Is any one going to the show next saturday as always looking to meet up with new peeps.


----------



## Domoniques (Feb 7, 2009)

Hi 
Would there be more than the 20 cats if that I saw today lol and had to pay to get in there were more stalls than cats .


----------



## lizward (Feb 29, 2008)

What show was that then??

Liz


----------



## Alansw8 (May 25, 2008)

Lol thats what i was just going to ask lol


----------



## Alansw8 (May 25, 2008)

20 cats lol we will all be coming home with rosettes then!!!!


----------



## Biawhiska (Mar 28, 2008)

It was a specialist breed show, Abys, I think!


----------



## lizward (Feb 29, 2008)

O yes, that would be the one. If it was really that small perhaps they should consider coming in with one of the other breed clubs next year, like they did in 2008 (when they had 34 abyssinians - so the OP's estimate for today may not have been very far out!)

Liz


----------



## Biawhiska (Mar 28, 2008)

yeah be a good idea


----------



## Soupie (Sep 2, 2008)

lizward said:


> O yes, that would be the one. If it was really that small perhaps they should consider coming in with one of the other breed clubs next year, like they did in 2008 (when they had 34 abyssinians - so the OP's estimate for today may not have been very far out!)
> 
> Liz


They were one of the 5 clubs who combined before and normally had their show at Easter but decided they didn't want to move date and venue with the other clubs when they combined for the show at Stoneleigh in January.

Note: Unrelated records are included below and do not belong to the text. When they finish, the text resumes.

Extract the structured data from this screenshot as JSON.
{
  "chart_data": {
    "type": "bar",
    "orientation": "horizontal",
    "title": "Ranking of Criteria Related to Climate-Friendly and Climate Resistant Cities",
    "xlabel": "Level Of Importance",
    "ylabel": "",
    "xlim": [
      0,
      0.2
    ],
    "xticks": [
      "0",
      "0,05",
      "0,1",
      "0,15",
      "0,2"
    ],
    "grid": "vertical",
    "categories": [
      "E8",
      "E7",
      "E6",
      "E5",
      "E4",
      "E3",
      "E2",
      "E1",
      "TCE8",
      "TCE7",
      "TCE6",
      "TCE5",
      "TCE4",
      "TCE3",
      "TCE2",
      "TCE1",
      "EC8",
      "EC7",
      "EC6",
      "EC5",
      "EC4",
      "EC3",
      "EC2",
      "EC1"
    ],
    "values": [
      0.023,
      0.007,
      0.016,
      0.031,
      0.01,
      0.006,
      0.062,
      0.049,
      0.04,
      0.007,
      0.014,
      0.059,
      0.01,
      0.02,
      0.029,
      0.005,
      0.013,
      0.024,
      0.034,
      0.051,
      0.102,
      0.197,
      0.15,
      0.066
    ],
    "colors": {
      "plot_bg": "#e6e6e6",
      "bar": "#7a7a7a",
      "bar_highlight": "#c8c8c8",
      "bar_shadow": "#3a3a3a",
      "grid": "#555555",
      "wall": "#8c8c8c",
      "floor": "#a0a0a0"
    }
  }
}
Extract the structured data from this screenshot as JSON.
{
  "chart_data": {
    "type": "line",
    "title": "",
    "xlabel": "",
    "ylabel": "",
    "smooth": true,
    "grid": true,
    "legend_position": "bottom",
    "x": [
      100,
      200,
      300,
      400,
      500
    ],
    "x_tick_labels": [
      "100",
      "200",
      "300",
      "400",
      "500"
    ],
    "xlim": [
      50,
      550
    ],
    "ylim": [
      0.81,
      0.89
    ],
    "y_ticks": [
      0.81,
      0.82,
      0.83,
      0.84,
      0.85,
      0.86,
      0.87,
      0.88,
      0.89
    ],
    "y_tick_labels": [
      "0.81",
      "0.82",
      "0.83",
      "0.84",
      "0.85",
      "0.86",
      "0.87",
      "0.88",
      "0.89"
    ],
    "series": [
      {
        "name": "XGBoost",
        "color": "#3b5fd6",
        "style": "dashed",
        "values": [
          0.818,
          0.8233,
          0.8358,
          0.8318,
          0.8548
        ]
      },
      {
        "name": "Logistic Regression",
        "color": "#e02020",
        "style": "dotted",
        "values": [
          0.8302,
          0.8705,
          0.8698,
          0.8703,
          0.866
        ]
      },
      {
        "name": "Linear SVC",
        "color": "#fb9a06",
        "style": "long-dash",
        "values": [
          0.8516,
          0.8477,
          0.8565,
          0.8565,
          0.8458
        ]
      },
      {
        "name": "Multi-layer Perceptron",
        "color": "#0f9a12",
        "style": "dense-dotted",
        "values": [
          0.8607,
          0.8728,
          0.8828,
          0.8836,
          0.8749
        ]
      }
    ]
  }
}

Their choice and if they can afford it then why not have a small intimate breed show?

Costs wise I think it must be dire but we'll see if they come back in with the other breeds next year!


----------



## kozykatz (May 18, 2008)

They wanted to go on their own after being together with the other small breed clubs for several years.



lizward said:


> O yes, that would be the one. If it was really that small perhaps they should consider coming in with one of the other breed clubs next year, like they did in 2008 (when they had 34 abyssinians - so the OP's estimate for today may not have been very far out!)
> 
> Liz


----------



## Domoniques (Feb 7, 2009)

Hi 
Well still hoping to get to the wigan cat show but as I have just come back from crufts the bitch litter sister to my rogue ( I bred the litter ) came 2nd in her class so I am very pleased .what a day  put it in the dog bit.


----------



## Domoniques (Feb 7, 2009)

Hi 
Where is it held in wigan and what time can you see the cats
Hi sorry just found it ( must take more water with my drink lol )


----------